Director Jo Ellen Roseman said the lessons focus on polymer formation, a central process in sustaining life. Students use time-lapse photos to explore growth in animals. They see how mixing two colorless chemical solutions can yield nylon fibers; then they use Lego blocks and other models to visualize biological growth at the molecular level.

“My mission was to see if we could get kids understanding that biology is chemistry,” Roseman explained. Among a small group of teachers involved in the project last spring, “all got significant learning gains,” she added. “It’s very exciting.”

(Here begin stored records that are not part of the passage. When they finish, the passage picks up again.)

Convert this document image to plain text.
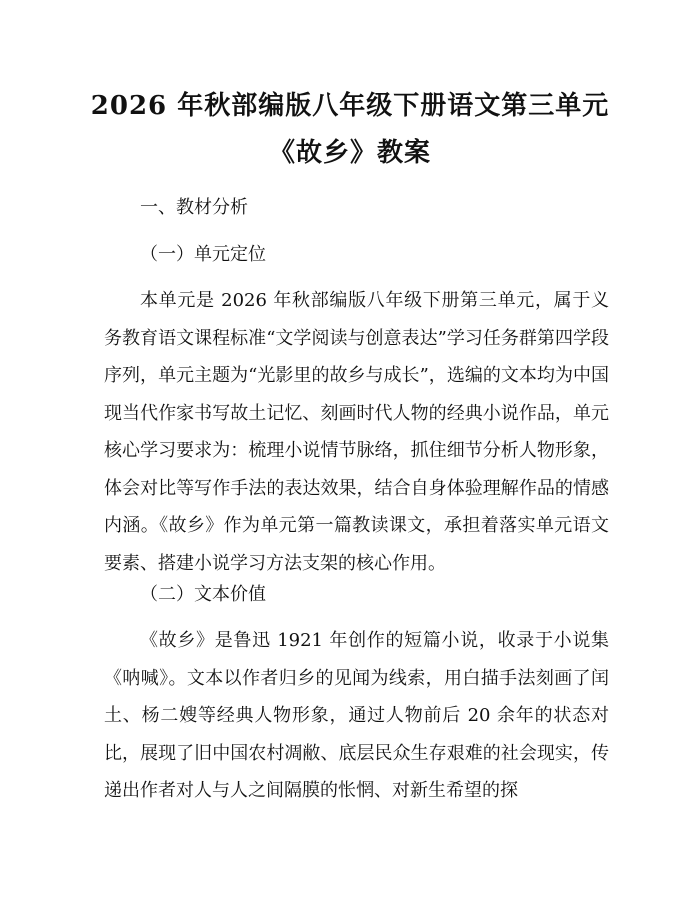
2026 年秋部编版八年级下册语文第三单元
《故乡》教案
一、教材分析
（一）单元定位
本单元是 2026 年秋部编版八年级下册第三单元，属于义务教育语文课程标准“文学阅读与创意表达”学习任务群第四学段序列，单元主题为“光影里的故乡与成长”，选编的文本均为中国现当代作家书写故土记忆、刻画时代人物的经典小说作品，单元核心学习要求为：梳理小说情节脉络，抓住细节分析人物形象，体会对比等写作手法的表达效果，结合自身体验理解作品的情感内涵。《故乡》作为单元第一篇教读课文，承担着落实单元语文要素、搭建小说学习方法支架的核心作用。
（二）文本价值
《故乡》是鲁迅 1921 年创作的短篇小说，收录于小说集《呐喊》。文本以作者归乡的见闻为线索，用白描手法刻画了闰土、杨二嫂等经典人物形象，通过人物前后 20 余年的状态对比，展现了旧中国农村凋敝、底层民众生存艰难的社会现实，传递出作者对人与人之间隔膜的怅惘、对新生希望的探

Of course, there will be obstacles to the transformation of biology education. Shirley Malcom, director of AAAS Education and Human Resources, says many of them are cultural—old habits die hard. But as more educators embrace the new ideas, she says, the Vision and Change project is entering a new phase: It will assess how the report’s recommendations are being adopted and which of them are proving effective.

“Change is hard and transformations don’t happen overnight,” Malcom said. “It’s a process—we need to try new things, refine them, and keep working at them. The hope is that all of these efforts will help people to see the great potential of these new ideas.”